Necrosis is your basic
thermodynamic splat. The cell has suffered an overwhelming insult to its
metabolic and structural integrity, and immediately (or very rapidly) loses its
ability to partition ions. It spills lysosomal contents like hydrolases to
digest itself from the inside out, swells up, and oozes all over the place.

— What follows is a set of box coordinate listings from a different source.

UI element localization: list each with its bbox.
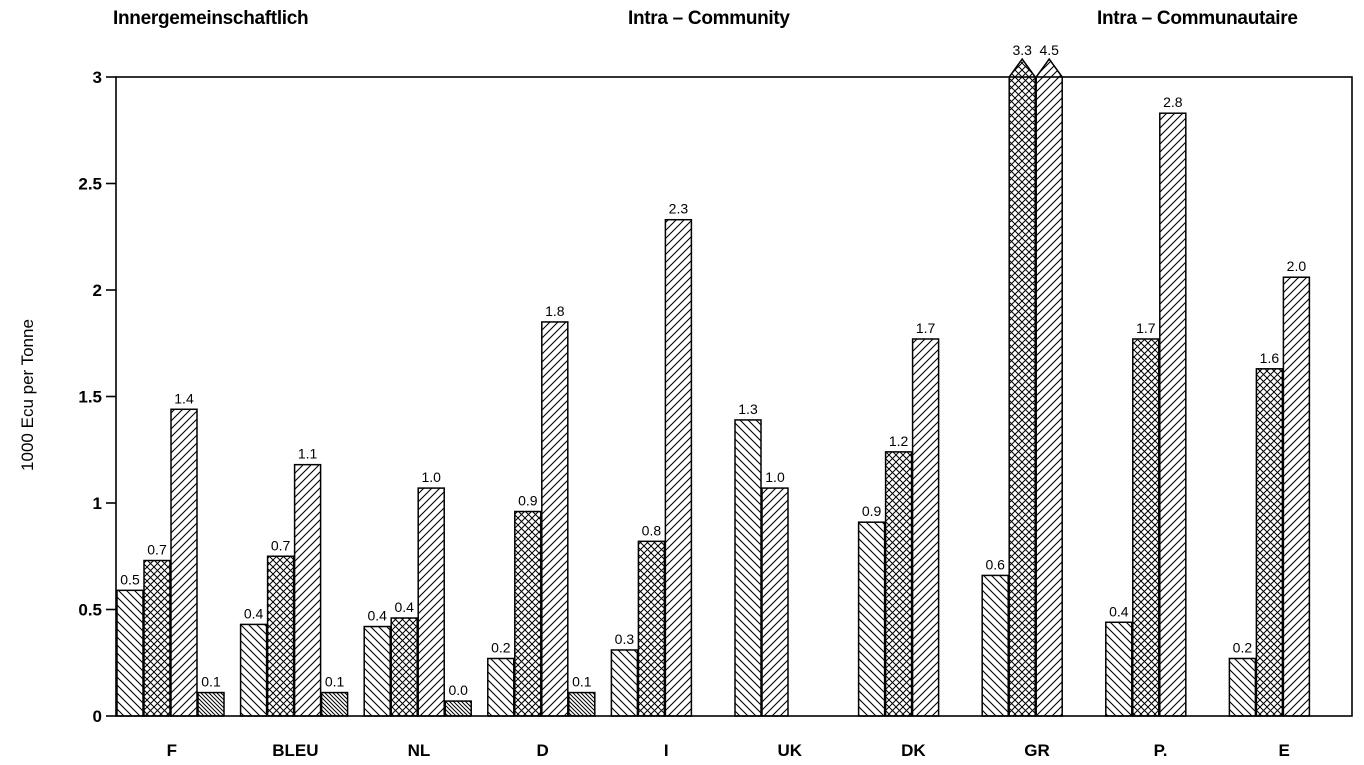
bar bbox=[568, 691, 596, 717]
data-label: 1.8 bbox=[545, 303, 565, 319]
bar bbox=[1008, 57, 1036, 717]
bar bbox=[734, 419, 762, 717]
data-label: 2.3 bbox=[669, 201, 689, 217]
bar bbox=[239, 623, 268, 717]
data-label: 0.4 bbox=[244, 605, 264, 621]
y-tick-label: 1.5 bbox=[78, 388, 102, 407]
data-label: 1.6 bbox=[1260, 350, 1280, 366]
data-label: 0.7 bbox=[147, 542, 167, 558]
bar bbox=[1132, 338, 1160, 717]
x-tick-label: F bbox=[167, 741, 177, 760]
data-label: 0.1 bbox=[325, 674, 345, 690]
data-label: 0.9 bbox=[862, 503, 882, 519]
data-label: 1.0 bbox=[421, 469, 441, 485]
data-label: 0.9 bbox=[518, 493, 538, 509]
data-label: 1.7 bbox=[916, 320, 936, 336]
data-label: 3.3 bbox=[1012, 42, 1032, 58]
bar bbox=[761, 487, 789, 717]
x-tick-label: I bbox=[664, 741, 669, 760]
x-tick-label: UK bbox=[778, 741, 803, 760]
data-label: 0.3 bbox=[615, 631, 635, 647]
data-label: 2.0 bbox=[1287, 258, 1307, 274]
bar bbox=[514, 510, 542, 717]
x-tick-label: E bbox=[1279, 741, 1290, 760]
y-tick-label: 3 bbox=[93, 68, 102, 87]
bar bbox=[1255, 368, 1284, 717]
data-label: 0.2 bbox=[1233, 639, 1253, 655]
y-tick-label: 0.5 bbox=[78, 601, 102, 620]
bar bbox=[664, 218, 693, 717]
bar bbox=[417, 487, 445, 717]
data-label: 1.3 bbox=[738, 401, 758, 417]
bar bbox=[1105, 621, 1133, 717]
data-label: 0.5 bbox=[120, 571, 140, 587]
bar bbox=[320, 691, 349, 717]
data-label: 0.1 bbox=[572, 674, 592, 690]
y-tick-label: 1 bbox=[93, 494, 102, 513]
bar bbox=[1228, 657, 1257, 717]
x-tick-label: NL bbox=[408, 741, 431, 760]
data-label: 0.1 bbox=[201, 674, 221, 690]
bar bbox=[293, 463, 322, 717]
data-label: 0.8 bbox=[642, 522, 662, 538]
bar bbox=[1282, 276, 1311, 717]
data-label: 0.4 bbox=[1109, 603, 1129, 619]
bar bbox=[116, 589, 144, 717]
y-tick-label: 2.5 bbox=[78, 175, 102, 194]
bar bbox=[170, 408, 198, 717]
x-tick-label: GR bbox=[1024, 741, 1050, 760]
data-label: 0.4 bbox=[367, 608, 387, 624]
data-label: 1.1 bbox=[298, 446, 318, 462]
bar bbox=[1159, 112, 1187, 717]
x-tick-label: P. bbox=[1154, 741, 1168, 760]
bar bbox=[637, 540, 666, 717]
x-tick-label: D bbox=[536, 741, 548, 760]
bar bbox=[1035, 57, 1063, 717]
data-label: 0.7 bbox=[271, 537, 291, 553]
title-english: Intra – Community bbox=[628, 8, 790, 29]
data-label: 0.6 bbox=[985, 556, 1005, 572]
bar bbox=[981, 574, 1009, 717]
y-tick-label: 2 bbox=[93, 281, 102, 300]
data-label: 0.2 bbox=[491, 639, 511, 655]
title-french: Intra – Communautaire bbox=[1097, 8, 1298, 29]
data-label: 0.4 bbox=[394, 599, 414, 615]
bar bbox=[884, 451, 913, 717]
bar bbox=[390, 617, 418, 717]
bar bbox=[610, 649, 639, 717]
data-label: 1.4 bbox=[174, 390, 194, 406]
data-label: 1.7 bbox=[1136, 320, 1156, 336]
y-tick-label: 0 bbox=[93, 707, 102, 726]
bar bbox=[857, 521, 886, 717]
data-label: 1.2 bbox=[889, 433, 909, 449]
data-label: 0.0 bbox=[448, 682, 468, 698]
bar bbox=[363, 625, 391, 717]
bar bbox=[541, 321, 569, 717]
title-german: Innergemeinschaftlich bbox=[113, 8, 309, 29]
data-label: 4.5 bbox=[1039, 42, 1059, 58]
bar bbox=[266, 555, 295, 717]
bar bbox=[143, 559, 171, 717]
bar bbox=[444, 700, 472, 717]
x-tick-label: BLEU bbox=[272, 741, 318, 760]
bar bbox=[911, 338, 940, 717]
data-label: 1.0 bbox=[765, 469, 785, 485]
bar bbox=[487, 657, 515, 717]
x-tick-label: DK bbox=[901, 741, 926, 760]
bar bbox=[197, 691, 225, 717]
data-label: 2.8 bbox=[1163, 94, 1183, 110]
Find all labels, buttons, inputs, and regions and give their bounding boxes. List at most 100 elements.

This doesn't look very orderly or regulated. It's a mess. In focal ischemia,
this is the type of cell death that is associated with the densely ischemic
("necrotic") core of the infarct, and it's classically associated
with calpain activity. Necrosis comes in a variety of morphological flavors: pale cell change,, ischemic
cell change, and ghosts.
Apoptosis is another
story. Again, the cell has sustained an insult, but in this case it has
maintained enough of its metabolic and structural integrity to keep limping
along. It's still respiring, and it's working hard to maintain at least some
of its electrochemical gradients. The cell looks like it might live. But in
reality, the cell has taken the biomolecular equivalent of the Five-Point
Palm Exploding Heart Technique. It might look okay now, but the hit has
triggered a cascade of processes that are going to slowly, methodically and
inexorably take the cell apart. The process is deliberate, orderly, and
regulated. This is the type of cell death that is associated with the
"penumbra" of the infarct, with delayed
neuronal death, and with the activity of caspases. Apoptosis is characterized
by the formation of apoptotic blebs ,
the absence of inflammatory lysis, and the formation of DNA ladders.